「エビデンスで殴る」というやり方は、なぜうまくいかないのか

「エビデンスに基づく医療」から考える
斎藤 清二 プロフィール

冷静に考えてみればすぐわかるのだが、この両者の主張はどちらも正しい。少なくともどちらも否定されるべきではない。ただし両者の主張がかみ合っているわけではない。かみ合っていないからこそ議論はエスカレートしがちなのである。

医療者は「エビデンス」という一般的な情報に焦点をあてている。A氏は「エピソード」という個人の体験に焦点をあてている。だからこの議論では、互いの意見が衝突しているからというよりも、互いが違う話題に焦点をあてているためにかみ合わないのである。

A氏が自身の発言において、「私はエビデンスのことについては十分承知の上で、自分の経験について語っているのです」と明言しているのはとても重要である。A氏が述べていることは、「EBMを知らない非専門家の見解」ではなくて、むしろ専門家以上にEBMの本質を衝いているからである。

 

エビデンスをめぐるバベルの塔

エビデンスという言葉は、実は多様な意味で用いられている。もともとエビデンスとは通常の辞書にも載っている一般用語であり、「証拠」とか「根拠」とか訳されていることが多い。またエビデントという形容詞は、「明白な」「自明の」というような意味であり、そこからの連想で「エビデンス」という言葉は、「誰が見てもそれにしたがえば必ずうまくいく明白なもの」としてイメージされやすい。
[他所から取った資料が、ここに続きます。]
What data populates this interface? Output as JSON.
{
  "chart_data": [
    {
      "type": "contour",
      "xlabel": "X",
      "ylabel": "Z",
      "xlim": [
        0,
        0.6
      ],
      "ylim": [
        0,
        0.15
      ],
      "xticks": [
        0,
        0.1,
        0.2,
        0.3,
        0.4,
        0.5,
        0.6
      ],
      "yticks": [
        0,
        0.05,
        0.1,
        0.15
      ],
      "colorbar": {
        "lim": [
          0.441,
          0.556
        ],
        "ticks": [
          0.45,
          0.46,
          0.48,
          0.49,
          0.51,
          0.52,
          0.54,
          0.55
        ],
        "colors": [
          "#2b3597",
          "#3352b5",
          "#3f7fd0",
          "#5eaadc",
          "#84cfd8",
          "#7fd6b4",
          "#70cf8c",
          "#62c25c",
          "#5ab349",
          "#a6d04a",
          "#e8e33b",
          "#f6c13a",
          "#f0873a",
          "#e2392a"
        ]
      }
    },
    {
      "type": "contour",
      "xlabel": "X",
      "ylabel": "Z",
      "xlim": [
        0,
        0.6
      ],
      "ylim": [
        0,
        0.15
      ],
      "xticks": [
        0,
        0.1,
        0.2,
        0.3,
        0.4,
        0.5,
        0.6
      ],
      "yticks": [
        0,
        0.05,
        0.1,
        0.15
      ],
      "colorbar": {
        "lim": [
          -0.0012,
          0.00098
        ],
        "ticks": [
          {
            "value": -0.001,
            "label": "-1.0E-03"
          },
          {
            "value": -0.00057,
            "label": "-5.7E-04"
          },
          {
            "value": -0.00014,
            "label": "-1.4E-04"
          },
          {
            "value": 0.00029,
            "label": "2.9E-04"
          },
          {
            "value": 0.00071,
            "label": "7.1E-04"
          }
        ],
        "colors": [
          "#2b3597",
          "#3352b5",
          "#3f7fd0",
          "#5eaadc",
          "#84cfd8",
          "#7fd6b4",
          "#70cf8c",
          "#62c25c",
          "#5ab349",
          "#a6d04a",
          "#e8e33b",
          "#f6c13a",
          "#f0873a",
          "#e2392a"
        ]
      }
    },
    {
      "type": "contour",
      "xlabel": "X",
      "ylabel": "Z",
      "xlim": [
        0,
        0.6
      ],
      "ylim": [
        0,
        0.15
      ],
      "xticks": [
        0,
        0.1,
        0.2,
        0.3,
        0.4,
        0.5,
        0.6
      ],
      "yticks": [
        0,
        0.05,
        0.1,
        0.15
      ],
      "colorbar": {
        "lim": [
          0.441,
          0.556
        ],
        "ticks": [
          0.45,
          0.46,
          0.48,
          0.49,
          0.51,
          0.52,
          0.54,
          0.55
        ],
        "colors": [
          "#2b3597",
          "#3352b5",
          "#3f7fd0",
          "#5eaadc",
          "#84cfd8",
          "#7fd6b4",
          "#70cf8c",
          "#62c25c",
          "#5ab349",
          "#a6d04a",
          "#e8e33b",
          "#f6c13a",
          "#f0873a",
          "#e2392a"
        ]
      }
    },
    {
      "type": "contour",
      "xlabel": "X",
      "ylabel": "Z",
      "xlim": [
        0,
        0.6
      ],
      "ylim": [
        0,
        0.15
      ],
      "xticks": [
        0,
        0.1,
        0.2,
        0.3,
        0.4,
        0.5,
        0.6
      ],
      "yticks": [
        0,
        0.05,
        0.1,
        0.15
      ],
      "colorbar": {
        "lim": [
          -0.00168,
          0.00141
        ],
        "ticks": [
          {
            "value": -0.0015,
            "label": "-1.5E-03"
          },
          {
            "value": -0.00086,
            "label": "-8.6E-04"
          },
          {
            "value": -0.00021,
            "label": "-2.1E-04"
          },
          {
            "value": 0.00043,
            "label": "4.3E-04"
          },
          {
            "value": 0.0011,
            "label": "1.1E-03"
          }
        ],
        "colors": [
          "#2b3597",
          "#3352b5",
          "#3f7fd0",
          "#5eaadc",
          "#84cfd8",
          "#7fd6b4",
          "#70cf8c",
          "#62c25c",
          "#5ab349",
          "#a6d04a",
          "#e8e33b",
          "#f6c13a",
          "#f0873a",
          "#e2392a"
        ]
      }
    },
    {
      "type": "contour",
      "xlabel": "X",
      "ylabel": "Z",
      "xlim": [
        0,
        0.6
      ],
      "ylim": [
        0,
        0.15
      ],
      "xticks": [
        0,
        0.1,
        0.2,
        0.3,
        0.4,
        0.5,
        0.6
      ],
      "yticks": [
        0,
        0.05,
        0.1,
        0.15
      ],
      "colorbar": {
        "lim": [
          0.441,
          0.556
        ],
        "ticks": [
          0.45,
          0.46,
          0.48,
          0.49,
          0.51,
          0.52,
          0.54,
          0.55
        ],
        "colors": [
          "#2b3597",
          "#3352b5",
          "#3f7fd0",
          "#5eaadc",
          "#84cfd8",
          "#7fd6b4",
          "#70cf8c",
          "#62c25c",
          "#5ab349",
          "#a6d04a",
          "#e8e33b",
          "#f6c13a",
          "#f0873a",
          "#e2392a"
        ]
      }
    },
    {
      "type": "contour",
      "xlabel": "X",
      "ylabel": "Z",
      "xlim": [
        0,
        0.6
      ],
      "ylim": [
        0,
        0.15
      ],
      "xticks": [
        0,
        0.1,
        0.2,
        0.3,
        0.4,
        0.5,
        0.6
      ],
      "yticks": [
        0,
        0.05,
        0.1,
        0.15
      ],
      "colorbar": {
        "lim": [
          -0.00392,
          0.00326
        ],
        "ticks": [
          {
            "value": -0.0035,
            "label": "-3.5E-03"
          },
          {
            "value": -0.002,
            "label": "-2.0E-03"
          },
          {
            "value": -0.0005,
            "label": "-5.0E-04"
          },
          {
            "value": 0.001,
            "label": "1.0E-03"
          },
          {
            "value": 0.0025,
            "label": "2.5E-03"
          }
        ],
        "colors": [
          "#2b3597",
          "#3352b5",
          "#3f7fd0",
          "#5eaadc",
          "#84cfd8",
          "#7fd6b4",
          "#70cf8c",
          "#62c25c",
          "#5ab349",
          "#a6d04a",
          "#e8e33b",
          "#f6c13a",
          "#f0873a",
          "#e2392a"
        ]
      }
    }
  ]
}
しかし、医学において用いられる用語としての「エビデンス」は、それとはかなり違った意味をもっている。医学におけるエビデンスとは、「個別の患者への臨床における意思決定に役に立つ確率論的な情報」を意味する。もちろん医学におけるエビデンスそれ自体は、確立された科学的方法論(臨床疫学)を用いた研究の成果であり、論文として公表されたものである。

しかし、ここで重要なことは、医学におけるエビデンスは、EBMという方法論の中で利用される「確率論的な情報」だということである。どういうことだろうか。

EBMを学んでいる医師の多くが理解していることであるが、医療は不確実性と複雑性と個別性をその特徴としている。つまり、個々の患者さんに何が起こるかは一人ひとり異なるし、それは前もって確実には分からないし、何が起こったのかの説明さえも多くの場合ひとつには決まらない

EBMはそこに「確実なもの」をもちこむのではなく、あくまでも医療の不確実さにできる限り挑戦しようとするものである。EBMを理解しているものは、エビデンスによって医療の不確実性が一掃されるとは決して考えていない。したがってA氏がSNSで述べた、「エビデンスがあるからといってその効果は人それぞれによって違う」という見解は、EBMを知っている医師であれば否定することのできない適切な見解なのである。